3) Outros detalhes que me incomodaram:
* No final do livro, a história abandona o uso de cenas como ferramenta narrativa e vira um relato descarado. Já estava difícil me conectar com as ações dos personagens, mas quando a narração desiste de vez de “mostrar”, o negócio vira um show de horrores de “contar”. (“Harry era um bom filho”, “A amizade dos dois se desenvolveu naturalmente, rápida, simples e harmoniosa. Era fácil serem amigos”, “Damon parecia uma boa pessoa”). Admiro os leitores que conseguem imaginar uma boa pessoa concreta sem saber as coisas boas concretas que ela fez, que consegue criar uma amizade natural do zero em sua cabeça sem ver uma amizade natural acontecendo na página. Eu posso até aceitar que essas coisas aconteceram, mas não consigo acreditar na honestidade das palavras se elas existem no vácuo, sem uma cena as ancorando a realidade.

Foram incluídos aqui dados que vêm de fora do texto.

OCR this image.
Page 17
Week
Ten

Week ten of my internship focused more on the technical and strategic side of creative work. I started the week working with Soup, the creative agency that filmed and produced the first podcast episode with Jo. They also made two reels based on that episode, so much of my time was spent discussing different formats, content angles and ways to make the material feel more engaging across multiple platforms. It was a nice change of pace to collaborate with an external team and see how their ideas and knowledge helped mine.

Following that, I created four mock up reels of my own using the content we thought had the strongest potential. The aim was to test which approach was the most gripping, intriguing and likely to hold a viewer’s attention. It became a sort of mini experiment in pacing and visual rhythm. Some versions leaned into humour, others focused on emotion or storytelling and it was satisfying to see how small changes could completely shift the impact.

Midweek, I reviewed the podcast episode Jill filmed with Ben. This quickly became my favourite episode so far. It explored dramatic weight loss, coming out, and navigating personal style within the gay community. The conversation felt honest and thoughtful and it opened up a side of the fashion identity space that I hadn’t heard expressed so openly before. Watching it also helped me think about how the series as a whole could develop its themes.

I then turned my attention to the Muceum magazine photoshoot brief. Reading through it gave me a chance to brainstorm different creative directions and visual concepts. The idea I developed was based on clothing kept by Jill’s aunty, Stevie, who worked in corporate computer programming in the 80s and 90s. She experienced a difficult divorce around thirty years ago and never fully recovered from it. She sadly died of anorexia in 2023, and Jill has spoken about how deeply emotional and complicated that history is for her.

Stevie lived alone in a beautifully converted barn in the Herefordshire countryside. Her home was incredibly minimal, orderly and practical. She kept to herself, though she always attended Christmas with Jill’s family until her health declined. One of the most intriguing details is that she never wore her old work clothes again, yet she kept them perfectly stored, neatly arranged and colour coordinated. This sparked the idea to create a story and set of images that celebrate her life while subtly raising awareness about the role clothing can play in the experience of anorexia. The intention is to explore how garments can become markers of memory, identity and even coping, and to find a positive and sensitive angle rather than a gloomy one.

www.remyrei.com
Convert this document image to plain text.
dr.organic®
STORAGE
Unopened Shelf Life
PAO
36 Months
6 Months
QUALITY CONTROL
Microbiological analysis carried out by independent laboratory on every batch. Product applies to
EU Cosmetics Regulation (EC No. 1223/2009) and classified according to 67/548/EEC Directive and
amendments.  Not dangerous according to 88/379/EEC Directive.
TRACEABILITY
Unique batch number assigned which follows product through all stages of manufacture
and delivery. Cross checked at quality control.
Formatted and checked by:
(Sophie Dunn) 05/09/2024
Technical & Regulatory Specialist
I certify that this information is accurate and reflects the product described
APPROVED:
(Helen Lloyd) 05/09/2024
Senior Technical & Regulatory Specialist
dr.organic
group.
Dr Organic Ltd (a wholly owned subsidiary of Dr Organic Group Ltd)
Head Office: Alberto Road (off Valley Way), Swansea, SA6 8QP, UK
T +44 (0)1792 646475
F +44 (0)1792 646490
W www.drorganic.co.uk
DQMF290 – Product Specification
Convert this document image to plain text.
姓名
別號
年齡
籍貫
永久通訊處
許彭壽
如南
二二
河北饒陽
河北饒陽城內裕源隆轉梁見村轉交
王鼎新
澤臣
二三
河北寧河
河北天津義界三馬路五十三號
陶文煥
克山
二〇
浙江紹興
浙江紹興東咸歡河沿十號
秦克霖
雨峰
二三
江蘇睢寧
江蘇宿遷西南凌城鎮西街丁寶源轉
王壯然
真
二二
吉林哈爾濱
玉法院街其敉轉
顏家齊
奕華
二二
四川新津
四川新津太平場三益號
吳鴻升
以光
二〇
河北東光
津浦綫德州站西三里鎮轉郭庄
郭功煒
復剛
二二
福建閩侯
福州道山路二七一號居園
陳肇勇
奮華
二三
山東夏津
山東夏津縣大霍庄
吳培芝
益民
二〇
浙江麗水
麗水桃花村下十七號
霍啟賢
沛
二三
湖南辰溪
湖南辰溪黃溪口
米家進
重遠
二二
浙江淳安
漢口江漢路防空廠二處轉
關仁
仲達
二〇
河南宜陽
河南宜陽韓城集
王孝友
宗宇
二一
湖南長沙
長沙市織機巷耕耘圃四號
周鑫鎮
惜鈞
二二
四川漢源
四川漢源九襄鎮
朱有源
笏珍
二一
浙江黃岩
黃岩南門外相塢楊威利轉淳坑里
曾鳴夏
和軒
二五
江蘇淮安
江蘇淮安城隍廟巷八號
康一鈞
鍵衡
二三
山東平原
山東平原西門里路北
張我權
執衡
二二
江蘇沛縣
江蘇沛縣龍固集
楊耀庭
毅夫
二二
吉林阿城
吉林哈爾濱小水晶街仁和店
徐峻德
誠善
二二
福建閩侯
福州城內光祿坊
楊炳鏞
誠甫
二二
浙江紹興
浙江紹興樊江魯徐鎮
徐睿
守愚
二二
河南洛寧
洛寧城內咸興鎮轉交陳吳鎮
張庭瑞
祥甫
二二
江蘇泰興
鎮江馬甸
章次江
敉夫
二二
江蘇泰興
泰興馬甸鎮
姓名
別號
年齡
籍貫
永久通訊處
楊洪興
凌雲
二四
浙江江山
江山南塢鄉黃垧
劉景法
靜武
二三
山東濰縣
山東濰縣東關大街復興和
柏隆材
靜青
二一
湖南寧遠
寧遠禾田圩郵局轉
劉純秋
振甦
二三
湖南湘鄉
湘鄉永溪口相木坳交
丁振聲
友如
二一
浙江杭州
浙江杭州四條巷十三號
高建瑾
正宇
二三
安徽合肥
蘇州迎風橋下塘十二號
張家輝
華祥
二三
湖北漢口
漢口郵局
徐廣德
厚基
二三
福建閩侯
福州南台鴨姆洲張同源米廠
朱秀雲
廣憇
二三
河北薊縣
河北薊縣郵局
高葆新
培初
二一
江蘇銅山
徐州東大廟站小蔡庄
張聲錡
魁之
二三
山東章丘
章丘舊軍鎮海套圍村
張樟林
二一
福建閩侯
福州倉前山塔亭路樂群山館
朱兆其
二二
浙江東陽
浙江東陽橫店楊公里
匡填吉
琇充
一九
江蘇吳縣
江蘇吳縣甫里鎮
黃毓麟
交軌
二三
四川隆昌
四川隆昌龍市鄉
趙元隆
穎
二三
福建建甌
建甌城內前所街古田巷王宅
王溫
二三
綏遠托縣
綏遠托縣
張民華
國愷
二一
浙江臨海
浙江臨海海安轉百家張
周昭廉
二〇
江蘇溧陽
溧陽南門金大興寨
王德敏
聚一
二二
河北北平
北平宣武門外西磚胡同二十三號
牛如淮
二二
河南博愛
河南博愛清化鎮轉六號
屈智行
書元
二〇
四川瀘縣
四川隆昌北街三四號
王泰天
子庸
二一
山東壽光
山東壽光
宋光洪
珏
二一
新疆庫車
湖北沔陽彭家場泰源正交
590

* As personagens femininas só existem para servir ao enredo e são tão vazias quanto o resto do cast masculino, então nem sei se posso julgar esse padrão, que aparentemente se aplica tanto a homens quanto a mulheres. Porém não gostei de ver que elas só servem para possível interesse romântico, e assim que essa utilidade é descartada, elas são também.
* Achei a violência e o tom dos conteúdos sérios abordados no livro bastante superficial. Há varias menções e descrições de agressão, tortura, abuso e fiquei sentindo que elas só apareciam para temperar o conflito principal quando este estava meio parado e morno.
Enfim, o livro não funcionou comigo, mas se você gosta de ler sobre adolescentes dramáticos e sem personalidade com seus relacionamentos instantâneos chatos e amores eternos infantis sendo forçadamente colocados no centro do universo, esse livro pode agradar.